Return to “Dev Logs”

Monday, February 6, 2017

#1
Monday, February 6, 2017

Whew, roller-coaster of a week. Ultimately, a pretty crushing ending, sad to say. As stated in the last devlog, my plan for the week was to allocate 100% of effort to exploring the performance characteristics, and, ultimately, feasibility of the current LuaJIT solution.

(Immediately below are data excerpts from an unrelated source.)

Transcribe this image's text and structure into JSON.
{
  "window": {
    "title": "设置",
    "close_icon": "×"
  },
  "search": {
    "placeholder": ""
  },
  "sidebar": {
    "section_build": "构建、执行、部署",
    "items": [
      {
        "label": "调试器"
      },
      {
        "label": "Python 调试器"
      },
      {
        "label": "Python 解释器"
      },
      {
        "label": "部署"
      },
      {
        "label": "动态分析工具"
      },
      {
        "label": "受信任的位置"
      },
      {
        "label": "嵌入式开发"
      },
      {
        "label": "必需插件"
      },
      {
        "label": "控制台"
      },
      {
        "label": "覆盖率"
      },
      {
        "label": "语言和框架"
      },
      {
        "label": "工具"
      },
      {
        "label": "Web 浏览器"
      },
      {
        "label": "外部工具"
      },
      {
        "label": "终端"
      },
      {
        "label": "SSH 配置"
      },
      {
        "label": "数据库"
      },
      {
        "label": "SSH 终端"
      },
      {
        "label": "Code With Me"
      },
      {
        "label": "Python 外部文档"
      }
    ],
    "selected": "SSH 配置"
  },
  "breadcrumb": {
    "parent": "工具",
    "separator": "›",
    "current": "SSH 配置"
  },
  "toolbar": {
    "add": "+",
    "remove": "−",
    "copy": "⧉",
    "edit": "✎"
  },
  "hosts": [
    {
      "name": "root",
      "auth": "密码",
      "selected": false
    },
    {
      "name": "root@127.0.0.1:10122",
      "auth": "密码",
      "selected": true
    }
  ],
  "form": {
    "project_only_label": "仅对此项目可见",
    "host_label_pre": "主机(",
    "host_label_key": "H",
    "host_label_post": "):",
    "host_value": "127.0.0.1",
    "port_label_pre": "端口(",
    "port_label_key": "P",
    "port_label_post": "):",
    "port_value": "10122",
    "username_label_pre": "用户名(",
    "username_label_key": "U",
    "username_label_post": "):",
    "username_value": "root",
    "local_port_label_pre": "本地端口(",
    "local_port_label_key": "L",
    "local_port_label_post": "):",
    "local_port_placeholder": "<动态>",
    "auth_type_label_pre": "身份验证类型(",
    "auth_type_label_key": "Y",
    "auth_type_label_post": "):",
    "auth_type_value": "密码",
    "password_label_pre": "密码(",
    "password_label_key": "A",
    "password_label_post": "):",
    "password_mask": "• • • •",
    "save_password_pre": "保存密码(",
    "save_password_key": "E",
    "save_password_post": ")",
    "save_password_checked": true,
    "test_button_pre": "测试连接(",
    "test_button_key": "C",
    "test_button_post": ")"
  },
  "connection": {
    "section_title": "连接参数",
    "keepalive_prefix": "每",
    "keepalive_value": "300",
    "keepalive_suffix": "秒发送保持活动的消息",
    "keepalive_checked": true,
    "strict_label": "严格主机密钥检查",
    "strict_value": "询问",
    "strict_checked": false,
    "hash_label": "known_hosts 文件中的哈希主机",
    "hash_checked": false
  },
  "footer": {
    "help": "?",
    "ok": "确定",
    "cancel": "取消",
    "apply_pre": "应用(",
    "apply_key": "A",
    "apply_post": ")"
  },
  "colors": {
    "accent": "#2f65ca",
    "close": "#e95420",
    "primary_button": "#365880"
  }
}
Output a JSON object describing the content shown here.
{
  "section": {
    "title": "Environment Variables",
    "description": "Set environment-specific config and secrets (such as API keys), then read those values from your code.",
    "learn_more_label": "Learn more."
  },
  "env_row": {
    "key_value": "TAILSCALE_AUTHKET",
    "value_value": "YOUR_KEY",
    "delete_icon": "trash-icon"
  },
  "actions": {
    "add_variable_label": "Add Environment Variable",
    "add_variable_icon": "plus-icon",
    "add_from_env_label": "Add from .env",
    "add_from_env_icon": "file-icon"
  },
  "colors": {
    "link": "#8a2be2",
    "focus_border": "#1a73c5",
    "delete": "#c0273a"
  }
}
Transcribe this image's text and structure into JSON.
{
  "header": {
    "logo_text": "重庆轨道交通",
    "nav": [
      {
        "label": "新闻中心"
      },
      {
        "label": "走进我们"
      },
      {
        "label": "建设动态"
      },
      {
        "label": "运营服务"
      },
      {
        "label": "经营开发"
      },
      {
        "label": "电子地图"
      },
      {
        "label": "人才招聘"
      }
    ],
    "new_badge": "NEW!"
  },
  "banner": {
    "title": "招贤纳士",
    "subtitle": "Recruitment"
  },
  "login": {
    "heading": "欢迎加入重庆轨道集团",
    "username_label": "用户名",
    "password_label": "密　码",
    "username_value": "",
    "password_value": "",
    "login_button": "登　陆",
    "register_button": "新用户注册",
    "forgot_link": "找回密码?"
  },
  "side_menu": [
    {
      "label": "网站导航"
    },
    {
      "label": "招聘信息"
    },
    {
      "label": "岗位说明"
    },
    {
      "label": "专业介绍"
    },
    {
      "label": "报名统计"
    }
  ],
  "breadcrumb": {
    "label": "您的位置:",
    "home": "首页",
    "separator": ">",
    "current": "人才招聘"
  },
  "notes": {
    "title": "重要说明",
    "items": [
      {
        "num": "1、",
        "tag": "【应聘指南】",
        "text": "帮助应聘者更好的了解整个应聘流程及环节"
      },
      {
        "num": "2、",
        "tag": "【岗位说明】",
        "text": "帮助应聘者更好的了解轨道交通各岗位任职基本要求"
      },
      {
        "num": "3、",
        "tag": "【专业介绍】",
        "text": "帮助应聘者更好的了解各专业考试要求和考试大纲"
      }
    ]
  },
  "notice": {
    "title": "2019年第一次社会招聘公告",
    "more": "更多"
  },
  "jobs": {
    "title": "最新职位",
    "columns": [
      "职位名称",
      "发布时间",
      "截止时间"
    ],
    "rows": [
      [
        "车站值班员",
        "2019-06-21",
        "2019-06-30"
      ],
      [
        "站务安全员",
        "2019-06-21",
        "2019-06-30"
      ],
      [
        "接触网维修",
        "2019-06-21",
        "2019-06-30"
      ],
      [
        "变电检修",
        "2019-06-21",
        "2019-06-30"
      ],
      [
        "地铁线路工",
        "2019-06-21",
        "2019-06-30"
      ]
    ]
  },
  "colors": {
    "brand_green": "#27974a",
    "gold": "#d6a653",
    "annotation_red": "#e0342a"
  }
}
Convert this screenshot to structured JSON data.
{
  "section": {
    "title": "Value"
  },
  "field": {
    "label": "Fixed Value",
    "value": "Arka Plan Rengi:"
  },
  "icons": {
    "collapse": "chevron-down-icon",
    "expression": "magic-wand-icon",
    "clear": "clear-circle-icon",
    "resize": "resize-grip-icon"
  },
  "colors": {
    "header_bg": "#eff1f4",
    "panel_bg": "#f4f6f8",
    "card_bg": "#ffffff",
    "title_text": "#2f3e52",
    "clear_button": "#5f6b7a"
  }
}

The tentative conclusion, after getting a finer handle on where I lose microseconds with LJ, was...LJ is really close to being feasible. With the current tests, it is performant enough. But don't get too excited yet. Despite injecting some more logic, my tests aren't yet representative of the full scale of LT simulation. As such, I would have considered passing tests with 'good headroom' as a green light for LJ. In the perfect escalation of tensions, LJ did pass, but not with much headroom. What I mean by 'headroom' is basically 'spare time.' Essentially, the current solution manages to 'just scrape by' the current tests, which puts me in a very nerve-wracking situation. LT will quite obviously be more intensive than my tests, which means, presumably, LuaJIT would not perform well (FYI, I was not running these tests on my older computer, I was running them on a rather powerful laptop, so that contributes to the nerve factor). On the other hand, I haven't explored all optimization routes yet -- I could push more logic into C, I could continue to learn more about how to squeeze the most from LJ, etc.

Well, some of you will be happy to know that my first thought (believe it or not) was threading. Despite how frequently I complain about the difficulty of threading game logic, I actually made a great design decision when building the PAX demo: unlike all of my previous work, I (somewhat impulsively) decided to implement a 'data-driven' design for the component-based entities. I think I did so initially to minimize function call overhead (with this design, I write update & draw functions that take lists of specific object types and perform the necessary logic on them; this is in contrast to simply having 'monolithic' loops that call update/draw functions on one entity at a time). I quickly realized this was a great decision for graphics optimization, as it allowed me to eliminate a lot of OpenGL state change calls. In fact, the simple PAX renderer (theoretically) runs substantially faster than the old C++ LT renderer. But, most importantly, this design ended up being critical to opening a path for a limited amount of game logic threading.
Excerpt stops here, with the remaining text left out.